I nodded. “He said you were saying things. Like you couldn’t handle it anymore. Like you weren’t sure what you were going to do. Things like that.”

He was up and pacing the length of the room now. I turned in my chair to face him.

“And?” he said.

“And I think that what conclusion I came to about the knife in the bathroom should be pretty obvious,” I said.

He shook his head. “I’m not even hearing this,” he said.

“Yeah, Taylor, you are,” I said. “If that’s not the way it is, then just tell me. Tell me why I found that knife in the bathroom. What it was doing there.”

He shook his head again. “You don’t know what you’re talking about,” he said.

“Maybe not,” I agreed. “But Taylor if you have problems, we can help you with them, you know. We love you. You’re our brother...”

“Oh yeah, that fact has really been reinforced to me a lot lately,” he said, his voice bitter. “God, Isaac, how could you think something like that?”

“What else am I supposed to think?” I said, standing up. We were both starting to raise our voices, though I had tried to keep mine calm up until that point.

“What makes you think I would do something like that?” he said.

“The way you were talking to Zac,” I said.

“I was on edge,” he said. “My...,” he quickly lowered his voice, remembering that Parker was just down the hall. “My father had just died. It was pretty upsetting going to the funeral.”

“I can imagine,” I said.

“So is that it? Is that the only reason you think I would do something that stupid?” he said.
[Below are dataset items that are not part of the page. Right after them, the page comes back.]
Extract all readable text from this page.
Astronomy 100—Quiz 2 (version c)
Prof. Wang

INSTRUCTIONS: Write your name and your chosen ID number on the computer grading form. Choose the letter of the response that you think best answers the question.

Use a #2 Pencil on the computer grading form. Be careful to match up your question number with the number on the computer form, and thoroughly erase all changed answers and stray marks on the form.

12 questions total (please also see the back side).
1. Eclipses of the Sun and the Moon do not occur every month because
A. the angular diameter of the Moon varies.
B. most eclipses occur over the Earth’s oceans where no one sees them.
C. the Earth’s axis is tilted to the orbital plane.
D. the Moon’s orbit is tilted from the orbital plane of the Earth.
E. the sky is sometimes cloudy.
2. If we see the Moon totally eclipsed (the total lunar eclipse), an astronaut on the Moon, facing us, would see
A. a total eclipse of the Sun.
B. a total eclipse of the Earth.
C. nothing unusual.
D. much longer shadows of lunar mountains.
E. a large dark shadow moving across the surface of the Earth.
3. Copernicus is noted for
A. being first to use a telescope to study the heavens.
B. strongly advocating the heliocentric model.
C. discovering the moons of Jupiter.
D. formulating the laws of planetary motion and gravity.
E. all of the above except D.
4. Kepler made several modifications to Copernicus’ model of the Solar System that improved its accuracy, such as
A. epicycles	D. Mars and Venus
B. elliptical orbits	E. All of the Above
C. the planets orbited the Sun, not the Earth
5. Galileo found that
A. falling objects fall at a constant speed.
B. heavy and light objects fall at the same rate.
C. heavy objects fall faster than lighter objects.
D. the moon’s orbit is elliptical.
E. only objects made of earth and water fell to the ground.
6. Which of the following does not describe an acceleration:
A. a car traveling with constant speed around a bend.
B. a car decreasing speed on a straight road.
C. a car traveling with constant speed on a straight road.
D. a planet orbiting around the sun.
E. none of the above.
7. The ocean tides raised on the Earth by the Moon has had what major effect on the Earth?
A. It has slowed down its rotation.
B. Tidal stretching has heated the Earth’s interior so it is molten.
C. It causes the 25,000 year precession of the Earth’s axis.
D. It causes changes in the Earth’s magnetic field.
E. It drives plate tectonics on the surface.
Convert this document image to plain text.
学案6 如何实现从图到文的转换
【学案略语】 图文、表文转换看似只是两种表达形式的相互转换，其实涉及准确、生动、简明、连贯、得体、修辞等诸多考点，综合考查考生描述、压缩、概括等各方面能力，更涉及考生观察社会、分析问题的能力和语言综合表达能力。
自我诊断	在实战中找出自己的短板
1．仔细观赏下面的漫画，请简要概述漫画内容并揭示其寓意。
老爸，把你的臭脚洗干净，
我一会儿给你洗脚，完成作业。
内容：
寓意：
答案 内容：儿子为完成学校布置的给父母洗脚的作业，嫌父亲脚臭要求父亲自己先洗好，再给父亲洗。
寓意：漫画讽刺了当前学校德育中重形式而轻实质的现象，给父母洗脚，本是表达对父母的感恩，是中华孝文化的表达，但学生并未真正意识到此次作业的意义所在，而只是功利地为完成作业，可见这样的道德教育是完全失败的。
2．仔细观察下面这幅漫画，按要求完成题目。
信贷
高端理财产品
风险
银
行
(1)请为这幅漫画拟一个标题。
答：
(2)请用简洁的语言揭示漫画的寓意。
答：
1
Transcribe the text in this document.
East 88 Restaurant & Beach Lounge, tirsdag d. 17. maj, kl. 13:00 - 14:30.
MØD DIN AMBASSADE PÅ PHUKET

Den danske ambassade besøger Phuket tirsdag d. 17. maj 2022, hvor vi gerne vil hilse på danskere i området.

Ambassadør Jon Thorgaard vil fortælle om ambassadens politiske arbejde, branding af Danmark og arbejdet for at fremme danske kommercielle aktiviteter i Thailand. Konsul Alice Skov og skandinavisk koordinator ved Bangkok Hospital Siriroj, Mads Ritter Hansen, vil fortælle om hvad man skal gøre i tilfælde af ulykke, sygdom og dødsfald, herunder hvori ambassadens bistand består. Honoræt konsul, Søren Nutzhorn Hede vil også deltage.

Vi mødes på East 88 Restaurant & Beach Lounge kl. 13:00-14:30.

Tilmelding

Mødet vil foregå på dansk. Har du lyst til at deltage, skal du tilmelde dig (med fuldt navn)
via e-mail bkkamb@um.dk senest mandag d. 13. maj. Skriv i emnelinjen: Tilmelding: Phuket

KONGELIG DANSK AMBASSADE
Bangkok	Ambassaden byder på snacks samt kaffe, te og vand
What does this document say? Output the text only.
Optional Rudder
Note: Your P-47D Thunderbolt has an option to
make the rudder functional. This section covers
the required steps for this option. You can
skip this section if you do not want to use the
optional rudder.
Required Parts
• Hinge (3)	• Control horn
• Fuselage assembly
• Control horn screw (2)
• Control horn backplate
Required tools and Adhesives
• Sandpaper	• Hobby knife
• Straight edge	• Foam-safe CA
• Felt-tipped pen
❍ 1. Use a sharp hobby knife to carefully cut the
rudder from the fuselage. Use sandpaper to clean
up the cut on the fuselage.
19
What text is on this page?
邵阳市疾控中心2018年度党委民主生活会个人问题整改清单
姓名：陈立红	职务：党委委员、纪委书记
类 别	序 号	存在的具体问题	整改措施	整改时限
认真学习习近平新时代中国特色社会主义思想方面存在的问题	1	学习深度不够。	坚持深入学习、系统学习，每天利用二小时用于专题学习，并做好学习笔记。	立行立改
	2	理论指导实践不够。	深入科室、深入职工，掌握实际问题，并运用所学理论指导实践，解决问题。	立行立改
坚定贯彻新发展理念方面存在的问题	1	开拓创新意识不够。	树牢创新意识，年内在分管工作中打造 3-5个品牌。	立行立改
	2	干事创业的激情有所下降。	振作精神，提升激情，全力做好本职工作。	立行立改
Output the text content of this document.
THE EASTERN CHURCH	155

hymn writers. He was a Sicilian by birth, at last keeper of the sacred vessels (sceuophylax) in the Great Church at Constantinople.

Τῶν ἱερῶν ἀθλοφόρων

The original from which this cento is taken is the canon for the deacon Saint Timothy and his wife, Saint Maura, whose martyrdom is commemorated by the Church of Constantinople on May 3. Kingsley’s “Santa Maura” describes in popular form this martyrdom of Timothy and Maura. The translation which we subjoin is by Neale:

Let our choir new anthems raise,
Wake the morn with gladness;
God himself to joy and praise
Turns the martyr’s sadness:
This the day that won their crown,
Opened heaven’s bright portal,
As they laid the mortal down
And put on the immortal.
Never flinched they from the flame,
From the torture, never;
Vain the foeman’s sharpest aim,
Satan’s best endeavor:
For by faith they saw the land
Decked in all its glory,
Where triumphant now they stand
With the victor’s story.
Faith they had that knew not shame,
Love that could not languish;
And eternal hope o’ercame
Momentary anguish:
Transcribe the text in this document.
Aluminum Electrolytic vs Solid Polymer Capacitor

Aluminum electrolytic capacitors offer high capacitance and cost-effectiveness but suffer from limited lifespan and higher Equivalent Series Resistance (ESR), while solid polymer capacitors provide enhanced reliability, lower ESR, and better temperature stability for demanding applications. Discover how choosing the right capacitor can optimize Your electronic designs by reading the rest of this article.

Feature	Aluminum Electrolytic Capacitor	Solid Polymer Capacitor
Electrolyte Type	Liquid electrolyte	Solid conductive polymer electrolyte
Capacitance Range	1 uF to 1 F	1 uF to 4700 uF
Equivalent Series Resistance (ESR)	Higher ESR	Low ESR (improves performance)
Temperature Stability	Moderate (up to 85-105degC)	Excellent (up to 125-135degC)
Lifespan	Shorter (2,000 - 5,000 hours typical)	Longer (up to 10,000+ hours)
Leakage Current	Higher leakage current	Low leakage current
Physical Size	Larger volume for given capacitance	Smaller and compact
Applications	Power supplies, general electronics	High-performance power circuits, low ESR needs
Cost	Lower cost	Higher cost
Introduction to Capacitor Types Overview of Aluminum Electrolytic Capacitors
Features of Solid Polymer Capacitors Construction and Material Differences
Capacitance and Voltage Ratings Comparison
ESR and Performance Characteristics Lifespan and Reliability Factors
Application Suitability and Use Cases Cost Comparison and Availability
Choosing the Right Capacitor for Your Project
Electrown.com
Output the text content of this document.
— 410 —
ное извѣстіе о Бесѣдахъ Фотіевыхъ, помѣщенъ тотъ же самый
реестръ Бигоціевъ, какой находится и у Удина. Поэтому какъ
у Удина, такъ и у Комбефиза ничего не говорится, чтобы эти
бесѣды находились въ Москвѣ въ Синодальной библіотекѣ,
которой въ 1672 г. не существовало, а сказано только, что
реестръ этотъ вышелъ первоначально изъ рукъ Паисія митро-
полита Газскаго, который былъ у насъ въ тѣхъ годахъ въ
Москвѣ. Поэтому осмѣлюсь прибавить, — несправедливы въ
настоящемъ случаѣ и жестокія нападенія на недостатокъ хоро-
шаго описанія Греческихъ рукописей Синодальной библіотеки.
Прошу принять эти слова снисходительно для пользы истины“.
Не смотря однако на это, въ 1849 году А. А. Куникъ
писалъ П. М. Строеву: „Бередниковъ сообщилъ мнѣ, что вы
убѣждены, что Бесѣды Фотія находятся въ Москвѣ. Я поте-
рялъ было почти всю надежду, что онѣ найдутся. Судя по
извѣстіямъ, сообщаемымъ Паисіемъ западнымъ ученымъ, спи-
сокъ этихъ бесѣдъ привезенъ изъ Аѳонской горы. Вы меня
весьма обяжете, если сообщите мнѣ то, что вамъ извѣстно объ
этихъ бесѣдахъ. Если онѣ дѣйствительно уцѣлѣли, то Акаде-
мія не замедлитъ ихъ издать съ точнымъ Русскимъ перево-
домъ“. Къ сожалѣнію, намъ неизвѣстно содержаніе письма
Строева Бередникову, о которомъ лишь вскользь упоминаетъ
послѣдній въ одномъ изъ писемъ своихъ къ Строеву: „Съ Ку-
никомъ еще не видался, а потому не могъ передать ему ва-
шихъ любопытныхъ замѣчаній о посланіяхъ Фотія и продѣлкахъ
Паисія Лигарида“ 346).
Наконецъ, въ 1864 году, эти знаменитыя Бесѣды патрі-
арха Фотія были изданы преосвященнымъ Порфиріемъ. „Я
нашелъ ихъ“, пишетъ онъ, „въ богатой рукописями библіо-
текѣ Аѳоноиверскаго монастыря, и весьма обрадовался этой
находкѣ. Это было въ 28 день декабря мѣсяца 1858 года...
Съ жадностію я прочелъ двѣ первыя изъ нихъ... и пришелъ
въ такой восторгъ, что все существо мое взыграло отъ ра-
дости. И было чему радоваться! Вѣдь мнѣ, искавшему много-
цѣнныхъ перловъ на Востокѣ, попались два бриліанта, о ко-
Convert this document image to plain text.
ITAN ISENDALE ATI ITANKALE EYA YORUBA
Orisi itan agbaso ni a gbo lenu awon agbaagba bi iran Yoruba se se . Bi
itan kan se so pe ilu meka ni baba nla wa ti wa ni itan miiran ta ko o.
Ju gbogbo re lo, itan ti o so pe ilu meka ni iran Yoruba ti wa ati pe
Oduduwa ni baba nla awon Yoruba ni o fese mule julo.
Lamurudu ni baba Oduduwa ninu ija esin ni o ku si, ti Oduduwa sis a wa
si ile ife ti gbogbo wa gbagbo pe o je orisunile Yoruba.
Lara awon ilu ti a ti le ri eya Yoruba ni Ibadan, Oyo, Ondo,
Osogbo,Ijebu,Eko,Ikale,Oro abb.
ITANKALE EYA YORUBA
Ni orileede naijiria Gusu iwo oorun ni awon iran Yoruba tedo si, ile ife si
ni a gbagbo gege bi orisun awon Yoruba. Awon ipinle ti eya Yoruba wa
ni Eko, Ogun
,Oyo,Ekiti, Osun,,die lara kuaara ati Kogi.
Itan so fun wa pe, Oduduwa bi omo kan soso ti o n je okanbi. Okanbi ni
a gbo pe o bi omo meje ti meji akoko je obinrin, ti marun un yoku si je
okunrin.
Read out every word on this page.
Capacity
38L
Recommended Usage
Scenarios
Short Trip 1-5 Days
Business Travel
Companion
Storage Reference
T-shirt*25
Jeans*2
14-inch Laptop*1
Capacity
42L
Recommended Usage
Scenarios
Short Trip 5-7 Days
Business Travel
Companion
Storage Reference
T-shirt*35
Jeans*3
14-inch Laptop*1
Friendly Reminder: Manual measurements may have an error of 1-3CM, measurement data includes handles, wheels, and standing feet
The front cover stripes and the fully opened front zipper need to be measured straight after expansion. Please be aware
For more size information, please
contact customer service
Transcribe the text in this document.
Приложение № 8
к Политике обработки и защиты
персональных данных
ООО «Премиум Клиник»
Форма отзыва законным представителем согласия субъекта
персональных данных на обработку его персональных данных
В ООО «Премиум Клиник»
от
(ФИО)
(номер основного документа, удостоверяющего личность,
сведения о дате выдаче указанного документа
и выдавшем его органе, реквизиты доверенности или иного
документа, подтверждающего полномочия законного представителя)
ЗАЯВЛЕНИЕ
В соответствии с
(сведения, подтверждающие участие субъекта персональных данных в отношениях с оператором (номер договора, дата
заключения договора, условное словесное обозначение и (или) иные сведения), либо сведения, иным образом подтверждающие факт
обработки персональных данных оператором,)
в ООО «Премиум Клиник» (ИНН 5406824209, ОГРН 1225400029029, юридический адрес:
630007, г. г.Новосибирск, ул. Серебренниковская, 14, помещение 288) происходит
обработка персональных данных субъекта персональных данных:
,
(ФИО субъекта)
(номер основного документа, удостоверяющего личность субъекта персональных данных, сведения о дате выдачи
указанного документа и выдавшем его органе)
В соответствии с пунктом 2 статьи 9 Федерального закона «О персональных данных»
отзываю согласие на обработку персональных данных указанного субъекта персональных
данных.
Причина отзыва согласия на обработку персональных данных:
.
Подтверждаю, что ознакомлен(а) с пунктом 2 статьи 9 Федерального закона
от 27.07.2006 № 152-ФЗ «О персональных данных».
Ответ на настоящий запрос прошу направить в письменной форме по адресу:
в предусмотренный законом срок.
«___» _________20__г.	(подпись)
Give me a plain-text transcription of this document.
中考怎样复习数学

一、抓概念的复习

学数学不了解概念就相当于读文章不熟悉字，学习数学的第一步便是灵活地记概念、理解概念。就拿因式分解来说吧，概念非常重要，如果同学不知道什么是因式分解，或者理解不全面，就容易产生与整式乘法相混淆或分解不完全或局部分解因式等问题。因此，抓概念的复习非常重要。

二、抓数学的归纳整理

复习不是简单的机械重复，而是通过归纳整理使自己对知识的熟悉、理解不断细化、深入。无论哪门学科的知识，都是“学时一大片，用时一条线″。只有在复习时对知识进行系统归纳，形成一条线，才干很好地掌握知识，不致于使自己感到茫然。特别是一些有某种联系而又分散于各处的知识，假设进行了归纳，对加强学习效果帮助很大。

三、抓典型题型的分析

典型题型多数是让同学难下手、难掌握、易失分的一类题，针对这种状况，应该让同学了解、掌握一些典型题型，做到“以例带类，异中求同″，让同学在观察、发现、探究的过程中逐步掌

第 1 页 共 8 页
“No,” I replied. “There’s also the fact that the doctors at the hospital you were in in Rochester told Gina and Parker that they thought it might have been a suicide attempt. They told us, too. We just never thought anything of it.”

His eyes turned very dark when I said that.

“You have no idea what you’re talking about,” he said. “Neither did they.”

“Then tell me the truth,” I said. “If it wasn’t a suicide attempt, then what the hell happened because none of the rest of us have any clue why you’ve been waking up in the middle of the night, screaming your head off, why you’ve been disappearing every morning after those dreams, why you take abnormally long showers, why you leave knives in the bathroom...”

The expression he wore on his face now made me stop in the middle of my sentence. His eyes had filled with tears and he was struggling to hold them back. Struggling with something else, too. And it really showed on his facial features.

“Do you even care that we’re all worried about you?” I asked.

He nodded, silently.

“Then tell me,” I said. “Tell me what happened. Just say it.”

“Why?” he said. “So you can hate me? So I can never look you in the eye again? So you never have to talk to me again because you’ll be so disgusted by what I tell you?”

“Taylor, you know that’s not why,” I said. “I won’t hate you.”

“How can you say that?” he said. “How can you say that when for the past month or more, you’ve done nothing but give me the cold shoulder and talk to my in monosyllables when you talked at all?”

That stung.

“Please tell me,” I said. “I promise I don’t and won’t hate you.”

He shook his head. “I can’t tell you.”

I walked closer to him. “Tell me, Taylor.”

He shook his head again, more forcefully.

I moved to wrap him in my arms the way I did when we were little and he skinned his knee while Zac went to go find our mom and tell her what happened so she could come to the rescue with Batman band-aids. But there were no band-aids that were going to rescue us in this situation and he just struggled away, accidentally knocking some papers off the desk behind him in doing so.

“Stop, Isaac,” he said. “Don’t make me do this.”

“I don’t know what else to do,” I said.

“You wouldn’t understand,” he said.

“How do you know that?”

“You wouldn’t understand,” he repeated, his voice raising.

“How do you know that?” I repeated in return.

He opened his mouth to say something else, but just then Parker and Zac entered the room together, both looking confused and afraid. But Zac didn’t look quite as afraid as he had in the bathroom that day.

“Guys?” he spoke. “What’s going on?”

I looked at Taylor and he looked at me.

“Ask Ike,” he said before pushing past both of them.

I heard him clomp down the stairs and the door slam. I stared at Parker and Zac, knowing my shock showed on my face.

“What was that about?” Parker asked.

Danielle Steele fans please don't beat me up.